I am currently a second-year Master’s student at the College of Computer Science and Artificial Intelligence, Fudan University.

My research interests lie in Multi-modal large models(MLLM) and Controllable image/video generation.

I am currently an Applied Research Intern at ByteDance, where I work on multimodal embedding models and post-training of multimodal large models.

News

Publications

Under Review

Seamless Sketch-guided Image Inpainting via Flow-based Background Trajectory Alignment

Lintao Zhang^*, Runfeng Bao^*, Quan Zhou, Xichen Ye, Xiangcheng Du, Yingbin Zheng, WEIZHONG ZHANG, Peizhu Gong, Cheng Jin

Tackles the tension between structural controllability and visual consistency in sketch-guided image inpainting, where complex scenes often suffer from background drift and boundary discontinuities.
Builds a unified text-sketch-mask inpainting framework with Region-Aware Sketch Control (RASC) for decoupled foreground/background guidance, and introduces FBTA/FBTA-fast to explicitly align background latent trajectories during diffusion sampling.

Under Review

SyncPainter: Caption-guided Video Inpainting with Multimodal Semantic Alignment

Studies the logical distortion problem of current state-of-the-art video inpainting models under complex occlusion, and explores an automated restoration paradigm guided by MLLMs.
Develops Mask-Aware Dual-Path Attention (MAAF), which decouples generation and reference streams for precise semantic-background alignment, together with latent-space temporal propagation for flow-free feature transfer and flicker reduction.

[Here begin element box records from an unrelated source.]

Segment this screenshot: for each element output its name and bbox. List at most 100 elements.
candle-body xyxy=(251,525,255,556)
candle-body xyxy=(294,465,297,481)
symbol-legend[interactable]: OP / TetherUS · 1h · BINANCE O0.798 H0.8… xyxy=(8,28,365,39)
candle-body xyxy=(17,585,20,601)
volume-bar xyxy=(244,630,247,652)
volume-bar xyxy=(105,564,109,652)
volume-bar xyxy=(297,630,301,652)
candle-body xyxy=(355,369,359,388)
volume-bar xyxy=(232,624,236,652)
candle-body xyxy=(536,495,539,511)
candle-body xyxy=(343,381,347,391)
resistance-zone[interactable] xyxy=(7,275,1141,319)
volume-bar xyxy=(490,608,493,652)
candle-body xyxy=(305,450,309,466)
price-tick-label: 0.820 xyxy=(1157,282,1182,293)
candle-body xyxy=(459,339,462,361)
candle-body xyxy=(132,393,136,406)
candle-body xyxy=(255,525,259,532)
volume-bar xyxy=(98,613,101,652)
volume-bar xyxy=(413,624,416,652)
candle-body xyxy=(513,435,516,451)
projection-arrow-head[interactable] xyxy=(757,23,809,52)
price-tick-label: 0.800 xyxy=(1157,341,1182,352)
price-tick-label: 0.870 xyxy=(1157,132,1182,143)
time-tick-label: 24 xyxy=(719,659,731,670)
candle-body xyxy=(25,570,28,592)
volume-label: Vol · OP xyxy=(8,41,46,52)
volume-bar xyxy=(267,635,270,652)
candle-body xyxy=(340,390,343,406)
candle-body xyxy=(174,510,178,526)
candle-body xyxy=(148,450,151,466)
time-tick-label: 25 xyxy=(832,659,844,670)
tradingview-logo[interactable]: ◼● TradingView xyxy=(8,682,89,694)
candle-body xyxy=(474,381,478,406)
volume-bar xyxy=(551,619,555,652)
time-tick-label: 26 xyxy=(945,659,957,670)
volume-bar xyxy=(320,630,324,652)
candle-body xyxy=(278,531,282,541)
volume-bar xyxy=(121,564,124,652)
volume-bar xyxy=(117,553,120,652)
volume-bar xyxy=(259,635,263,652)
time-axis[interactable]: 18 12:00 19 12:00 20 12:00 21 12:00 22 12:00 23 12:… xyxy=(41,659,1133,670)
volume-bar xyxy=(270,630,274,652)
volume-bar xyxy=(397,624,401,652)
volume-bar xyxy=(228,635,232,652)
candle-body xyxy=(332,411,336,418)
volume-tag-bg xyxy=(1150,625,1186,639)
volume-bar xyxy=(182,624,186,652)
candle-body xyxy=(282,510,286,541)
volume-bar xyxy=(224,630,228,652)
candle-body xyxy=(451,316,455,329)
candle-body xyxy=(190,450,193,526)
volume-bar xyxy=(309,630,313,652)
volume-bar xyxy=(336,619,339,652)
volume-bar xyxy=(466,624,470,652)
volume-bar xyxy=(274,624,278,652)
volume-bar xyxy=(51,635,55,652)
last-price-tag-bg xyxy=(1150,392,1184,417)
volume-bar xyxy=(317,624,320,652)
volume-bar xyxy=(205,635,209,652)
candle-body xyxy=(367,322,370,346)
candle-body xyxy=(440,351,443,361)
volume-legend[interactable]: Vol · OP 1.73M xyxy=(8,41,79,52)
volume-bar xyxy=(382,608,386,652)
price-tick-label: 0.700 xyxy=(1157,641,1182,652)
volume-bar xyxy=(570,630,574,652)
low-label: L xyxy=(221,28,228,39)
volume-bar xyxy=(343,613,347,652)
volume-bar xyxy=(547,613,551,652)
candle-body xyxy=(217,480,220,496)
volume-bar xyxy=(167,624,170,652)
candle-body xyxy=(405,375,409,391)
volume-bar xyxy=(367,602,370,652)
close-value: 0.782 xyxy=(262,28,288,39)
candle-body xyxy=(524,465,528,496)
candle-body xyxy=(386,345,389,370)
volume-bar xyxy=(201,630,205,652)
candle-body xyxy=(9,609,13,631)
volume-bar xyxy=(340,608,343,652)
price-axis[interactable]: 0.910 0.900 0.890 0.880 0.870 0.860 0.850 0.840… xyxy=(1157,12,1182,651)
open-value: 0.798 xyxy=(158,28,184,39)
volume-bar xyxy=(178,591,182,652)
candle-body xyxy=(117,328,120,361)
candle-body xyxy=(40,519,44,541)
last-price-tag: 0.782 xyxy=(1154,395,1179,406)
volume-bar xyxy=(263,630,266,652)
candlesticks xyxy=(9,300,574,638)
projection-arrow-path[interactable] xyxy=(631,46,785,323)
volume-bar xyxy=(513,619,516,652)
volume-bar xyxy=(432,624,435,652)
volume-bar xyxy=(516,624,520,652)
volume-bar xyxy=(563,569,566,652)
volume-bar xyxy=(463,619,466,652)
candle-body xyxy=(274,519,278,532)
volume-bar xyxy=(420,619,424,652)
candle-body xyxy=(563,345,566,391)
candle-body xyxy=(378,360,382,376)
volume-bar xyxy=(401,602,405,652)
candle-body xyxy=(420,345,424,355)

2024.09 - 2027.06, M.S. in Artificial Intelligence, Fudan University, Shanghai, China.
2020.10 - 2024.06, B.E. in Data Science and Big Data Technology, Zhejiang University of Technology, Hangzhou, China.

ByteDance
2026.02 - Present, Applied Research Intern, focusing on multimodal embedding models and post-training of multimodal large models.
Meituan
2025.10 - 2026.01, Research Intern, Intelligent Creation Team, focusing on multimodal algorithms.